Jaksa lantas meminta Hermanto menerangkan hasil temuan pihak BPK lewat Victor Siahaan dan Tornanda Syaefullah selaku Auditor Utama (Tortama) saat itu.

Hermanto mengemukakan, kedua orang BPK itu menyebut bahwa temuan itu bisa menjadi penyebab Kementan tak menda­pat opini WTP.

Atas dasar inilah ada permintaan Rp 12 miliar dari auditor BPK kepadanya. Hermanto pun dim­inta menyampaikan hal itu ke­pada Menteri Pertanian Syahrul Yasin Limpo.

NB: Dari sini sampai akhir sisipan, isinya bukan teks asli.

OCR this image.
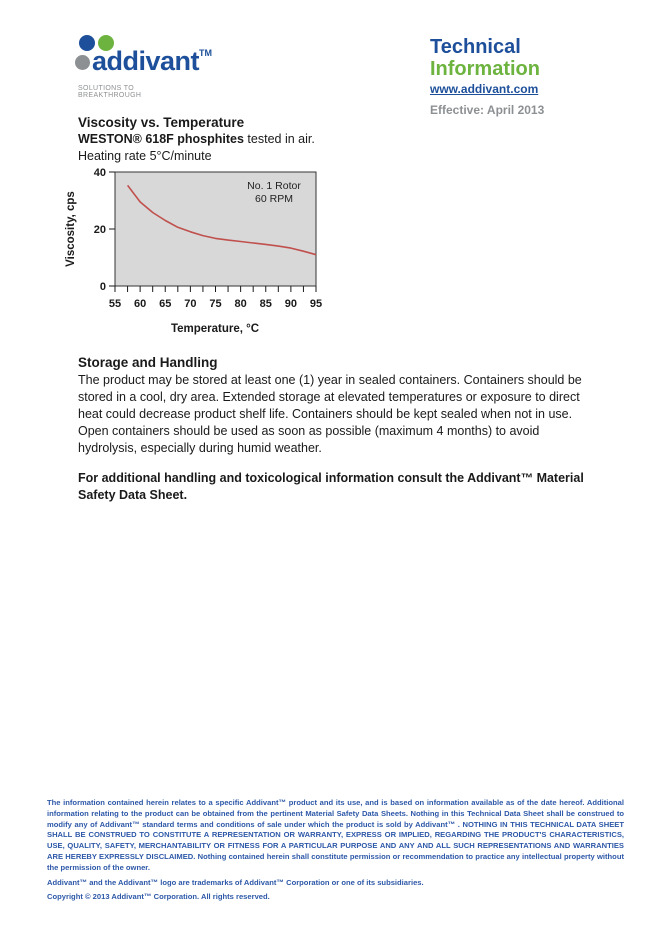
addivant™
SOLUTIONS TO BREAKTHROUGH
Technical Information
www.addivant.com
Effective: April 2013
Viscosity vs. Temperature
WESTON® 618F phosphites tested in air.
Heating rate 5°C/minute
0
20
40
55 60 65 70 75 80 85 90 95
No. 1 Rotor
60 RPM
Viscosity, cps
Temperature, °C
Storage and Handling
The product may be stored at least one (1) year in sealed containers. Containers should be stored in a cool, dry area. Extended storage at elevated temperatures or exposure to direct heat could decrease product shelf life. Containers should be kept sealed when not in use. Open containers should be used as soon as possible (maximum 4 months) to avoid hydrolysis, especially during humid weather.
For additional handling and toxicological information consult the Addivant™ Material Safety Data Sheet.
The information contained herein relates to a specific Addivant™ product and its use, and is based on information available as of the date hereof. Additional information relating to the product can be obtained from the pertinent Material Safety Data Sheets. Nothing in this Technical Data Sheet shall be construed to modify any of Addivant™ standard terms and conditions of sale under which the product is sold by Addivant™ . NOTHING IN THIS TECHNICAL DATA SHEET SHALL BE CONSTRUED TO CONSTITUTE A REPRESENTATION OR WARRANTY, EXPRESS OR IMPLIED, REGARDING THE PRODUCT'S CHARACTERISTICS, USE, QUALITY, SAFETY, MERCHANTABILITY OR FITNESS FOR A PARTICULAR PURPOSE AND ANY AND ALL SUCH REPRESENTATIONS AND WARRANTIES ARE HEREBY EXPRESSLY DISCLAIMED. Nothing contained herein shall constitute permission or recommendation to practice any intellectual property without the permission of the owner.
Addivant™ and the Addivant™ logo are trademarks of Addivant™ Corporation or one of its subsidiaries.
Copyright © 2013 Addivant™ Corporation. All rights reserved.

"Diminta Rp 12 miliar oleh pemeriksa BPK itu?” cecar jaksa.

“Iya, (diminta) Rp 12 miliar oleh Pak Victor tadi,” sebut Hermanto.

Hermanto menyampaikan permintaan ini kepada Sekjen Kementan Kasdi Subagyono. Kasdi mengajak Direktur Alat dan Mesin Pertanian (Alsintan) Muhammad Hatta memberitahu­kan ke Menteri.

Awalnya permintaan uang hanya Rp 10 miliar. Kemudian naik jadi Rp 12 miliar setelah ada pertemuan atau entry meeting para pejabat Kementan di kantor BPK. Pihak Kementan yang hadir di antaranya, Menteri Syahrul Yasin Limpo, Kasdi, Hatta, pejabat eselon 1 dan 2, termasuk Hermanto. Termasuk Dirjen PSP Ali Jamil.

“Itu dimintanya di BPK atau (saat) pemeriksaan di Kementan?” tanya jaksa.

“Saya nggak ingat di mana itu, tapi komunikasi lisan saja,” jawab Hermanto.

“Siapa aja yang mendengar waktu itu?” cecar jaksa.

“Pak Hatta juga ada, Pak Ali Jamil juga mendengar permintaan itu,” sebut Hermanto.

“Kemudian apa tanggapan dari Saksi, Pak Hatta, Ali Jamil mendengar permintaan itu. Apakah langsung mengiyakan per­mintaan itu?” kejar jaksa.

“Kita kaget saja, terkejut. Dari mana uangnya, karena kita nggak tahu selama ini,” ungkap Hermanto.

“Lalu bagaimana setelah itu Rp 10 miliar saja kaget. Lalu bisa naik Rp 12 miliar itu ba­gaimana?” sambung jaksa ber­tanya lagi.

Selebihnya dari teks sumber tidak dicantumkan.